Enfin, "Jeune Amour" évoque à la première personne le souvenir du premier amour de Jens Thyssen, un instituteur tombé sous le charme de la fille d'un aubergiste. Dévasté d'apprendre qu'elle est enceinte, alors qu'elle semblait attachée à lui, il va reporter son amour pour elle sur sa fille à naître, Martha, mais d'une manière très paternelle cette fois-ci, sans que le héros ne s'explique cela.

Avec une plume à la fois riche et simple, Pontoppidan décrit avec justesse les états d'âmes de l'être humain. J'ai pris plaisir à lire chacune de ces quatre nouvelles, mais "L'Ours", où il est question de la différence physique, et "Le Bourgmestre Hoeck et sa Femme" m'ont particulièrement plu. Le premier de ces deux récits nous intéresse rapidement à la perception que l'on se fait des gens sans avoir connaissance de leur vécu. Juger d'après les apparences est l'un des fléaux de ce monde, il est d'autant plus perceptible dans ces campagnes où tout le monde se connaît, et l'auteur met en scène son personnage avec intelligence. C'est finalement à l'existence entière de Müller qu'on s'attache sans y prendre garde.
Le second récit m'a vraiment passionnée ! Si l'on suit les échanges entre les protagonistes et les certitudes de certains d'entre eux, nous ne sommes jamais certains de la réalité des allégations évoquées. J'ai trouvé le mari antipathique et terriblement orgueilleux, mais j'en suis presque venue à le plaindre, rongé comme il l'est par ses doutes. Finalement, le tout reste mystérieux et c'est ce qui m'a séduite. Il y a également un échange entre le bourgmestre et sa belle-soeur concernant le mariage, la place de la femme dans cet établissement et ses devoirs, et l'amour en général qui m'a totalement captivée. C'est pertinent et un tel discours est plutôt avant-gardiste pour l'époque où il a été écrit.

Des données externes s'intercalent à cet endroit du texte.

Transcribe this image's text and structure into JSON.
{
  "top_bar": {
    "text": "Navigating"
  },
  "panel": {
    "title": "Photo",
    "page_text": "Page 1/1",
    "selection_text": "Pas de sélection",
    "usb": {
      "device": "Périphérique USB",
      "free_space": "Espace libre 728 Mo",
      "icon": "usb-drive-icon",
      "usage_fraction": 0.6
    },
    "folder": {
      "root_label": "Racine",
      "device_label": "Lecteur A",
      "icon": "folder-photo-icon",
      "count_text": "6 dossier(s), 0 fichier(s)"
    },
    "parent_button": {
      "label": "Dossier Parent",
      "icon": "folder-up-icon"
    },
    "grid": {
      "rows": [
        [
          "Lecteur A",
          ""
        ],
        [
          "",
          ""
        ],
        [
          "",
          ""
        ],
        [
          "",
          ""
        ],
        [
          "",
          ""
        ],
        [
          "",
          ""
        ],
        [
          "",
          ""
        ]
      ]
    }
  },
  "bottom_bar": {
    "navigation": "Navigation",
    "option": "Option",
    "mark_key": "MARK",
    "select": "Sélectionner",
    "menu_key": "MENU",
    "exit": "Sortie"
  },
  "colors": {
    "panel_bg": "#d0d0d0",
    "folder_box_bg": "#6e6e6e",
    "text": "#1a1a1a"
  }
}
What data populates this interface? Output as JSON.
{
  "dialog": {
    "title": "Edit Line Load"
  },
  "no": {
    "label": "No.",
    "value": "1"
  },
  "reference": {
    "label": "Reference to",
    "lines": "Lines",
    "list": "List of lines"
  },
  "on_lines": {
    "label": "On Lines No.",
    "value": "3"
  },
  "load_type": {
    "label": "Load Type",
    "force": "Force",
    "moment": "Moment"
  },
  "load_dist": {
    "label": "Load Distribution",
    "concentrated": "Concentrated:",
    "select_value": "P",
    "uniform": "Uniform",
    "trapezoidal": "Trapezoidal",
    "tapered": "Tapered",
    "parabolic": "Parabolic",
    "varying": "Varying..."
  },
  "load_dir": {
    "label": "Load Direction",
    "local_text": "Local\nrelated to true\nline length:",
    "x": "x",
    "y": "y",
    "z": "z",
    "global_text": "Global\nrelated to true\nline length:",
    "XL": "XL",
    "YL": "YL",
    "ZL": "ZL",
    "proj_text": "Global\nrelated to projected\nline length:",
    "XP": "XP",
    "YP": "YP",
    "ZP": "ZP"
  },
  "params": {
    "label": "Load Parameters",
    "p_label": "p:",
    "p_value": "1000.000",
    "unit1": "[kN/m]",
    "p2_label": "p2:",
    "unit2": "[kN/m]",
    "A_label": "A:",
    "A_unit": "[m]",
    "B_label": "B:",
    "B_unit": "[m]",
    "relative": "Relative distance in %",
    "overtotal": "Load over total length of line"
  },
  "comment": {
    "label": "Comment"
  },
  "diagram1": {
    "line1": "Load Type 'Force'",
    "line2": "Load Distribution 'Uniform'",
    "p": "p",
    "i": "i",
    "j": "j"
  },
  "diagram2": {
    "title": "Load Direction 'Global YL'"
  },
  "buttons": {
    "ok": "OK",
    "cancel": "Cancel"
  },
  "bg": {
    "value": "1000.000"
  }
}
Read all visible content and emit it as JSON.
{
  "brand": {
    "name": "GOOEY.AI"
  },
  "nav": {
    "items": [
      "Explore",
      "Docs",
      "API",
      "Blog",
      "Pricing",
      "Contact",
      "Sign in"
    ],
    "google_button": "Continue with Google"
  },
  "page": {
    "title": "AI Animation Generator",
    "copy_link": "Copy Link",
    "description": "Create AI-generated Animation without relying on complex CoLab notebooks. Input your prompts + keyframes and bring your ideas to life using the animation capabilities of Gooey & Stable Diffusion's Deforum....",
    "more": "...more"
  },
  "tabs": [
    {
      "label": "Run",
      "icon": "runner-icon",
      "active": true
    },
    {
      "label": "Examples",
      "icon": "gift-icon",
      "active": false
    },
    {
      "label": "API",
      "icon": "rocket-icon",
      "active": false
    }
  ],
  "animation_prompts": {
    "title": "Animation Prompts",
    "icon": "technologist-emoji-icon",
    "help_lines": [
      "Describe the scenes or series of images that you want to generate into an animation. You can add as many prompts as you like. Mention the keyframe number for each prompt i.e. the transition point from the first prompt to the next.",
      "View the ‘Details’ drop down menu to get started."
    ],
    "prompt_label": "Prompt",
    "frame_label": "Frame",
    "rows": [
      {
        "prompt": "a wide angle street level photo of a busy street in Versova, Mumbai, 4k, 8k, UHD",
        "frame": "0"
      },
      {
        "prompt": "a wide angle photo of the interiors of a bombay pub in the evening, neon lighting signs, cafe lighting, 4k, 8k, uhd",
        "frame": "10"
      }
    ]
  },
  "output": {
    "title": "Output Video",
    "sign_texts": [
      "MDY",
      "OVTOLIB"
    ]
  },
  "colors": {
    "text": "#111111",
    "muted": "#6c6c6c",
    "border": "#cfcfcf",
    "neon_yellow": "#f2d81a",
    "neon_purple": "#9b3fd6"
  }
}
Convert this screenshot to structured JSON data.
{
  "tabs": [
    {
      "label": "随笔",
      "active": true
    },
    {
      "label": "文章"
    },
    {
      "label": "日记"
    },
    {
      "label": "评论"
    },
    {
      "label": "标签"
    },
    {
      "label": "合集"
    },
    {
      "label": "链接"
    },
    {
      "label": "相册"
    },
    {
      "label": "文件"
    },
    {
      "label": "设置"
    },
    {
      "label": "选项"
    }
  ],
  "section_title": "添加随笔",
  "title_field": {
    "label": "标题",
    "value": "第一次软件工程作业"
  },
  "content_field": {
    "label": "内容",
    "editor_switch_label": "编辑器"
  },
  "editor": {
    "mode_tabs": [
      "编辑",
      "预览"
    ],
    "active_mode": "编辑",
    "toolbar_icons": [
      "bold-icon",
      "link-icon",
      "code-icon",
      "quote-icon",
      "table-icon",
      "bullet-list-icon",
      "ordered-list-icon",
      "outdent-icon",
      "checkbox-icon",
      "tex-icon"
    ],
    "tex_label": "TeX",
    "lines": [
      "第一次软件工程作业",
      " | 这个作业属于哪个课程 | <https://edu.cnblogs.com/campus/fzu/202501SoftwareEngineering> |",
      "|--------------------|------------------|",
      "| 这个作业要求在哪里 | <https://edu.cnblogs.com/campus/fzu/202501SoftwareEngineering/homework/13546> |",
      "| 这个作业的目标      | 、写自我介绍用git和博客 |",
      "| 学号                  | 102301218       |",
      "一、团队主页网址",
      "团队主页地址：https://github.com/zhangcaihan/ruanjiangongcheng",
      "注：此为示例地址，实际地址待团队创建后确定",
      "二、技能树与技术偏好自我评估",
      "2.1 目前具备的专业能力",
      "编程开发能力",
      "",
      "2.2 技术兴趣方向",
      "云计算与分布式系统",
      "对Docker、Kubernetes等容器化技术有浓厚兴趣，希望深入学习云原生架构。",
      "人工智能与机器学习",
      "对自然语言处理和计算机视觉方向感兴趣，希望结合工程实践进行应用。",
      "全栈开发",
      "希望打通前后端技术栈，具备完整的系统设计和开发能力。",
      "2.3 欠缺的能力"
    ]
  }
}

Il suffit de peu à l'auteur pour nous embarquer dans ses histoires qui sont idéalement bien dosées: elles ne comportent jamais trop ou pas assez de texte (alors que j'ai justement cette sensation de manque lorsque je lis des nouvelles, je suis agréablement satisfaite de m'apercevoir que cette frustration n'est finalement pas un sentiment obligatoire à ce genre de textes) ! Prix Nobel en 1917 en compagnie de Karl Gjellerup, cette attribution est passée un peu inaperçue tandis que la fin de la première Guerre Mondiale se profilait et que les évènements à cet effort se succédaient à vive allure. D'ailleurs, Gjellerup ne fut pas choisi seul par pure question politique vis-à-vis d'un certain penchant pour l'art Allemand. Néanmoins, cela n'enlève en rien la gloire d'Henrik Pontoppidan, et ses écrits de qualité resteront dans ma mémoire !



Citations:

* Quand les gens qui sont pris dans le tourbillon d'une grande ville pensent à la campagne - non sans une certaine nostalgie - ils se plaisent à imaginer une existence où Dieu dispense le temps, où chaque minute est détaillée avec la précision solennelle d'une horloge de Broholm mesurant l'éternité sous le toit d'une vieille personne.
En réalité, cependant, le temps n'est nulle part plus rapide ni la vie plus courte qu'à la campagne. Si les jours isolés peuvent y paraître longs dans leur monotonie, les semaines se pressent, les années volent. Et un beau matin la vie a fui, comme le songe d'une nuit d'été ou d'une nuit d'hiver. (Le Visiteur Royal)

* L'amour est une possession. Personne n'est renseigné sur son origine; personne ne connaît ses voies; personne n'a de remèdes contre ses maux. Venant et disparaissant selon des lois obscures, incompréhensibles, il nous remplit d'une sorte de terreur mystérieuse. Il est à la fois le plaisir et la malédiction de notre vie, notre délice et notre éternelle souffrance, notre paradis et notre enfer. (Jeune Amour)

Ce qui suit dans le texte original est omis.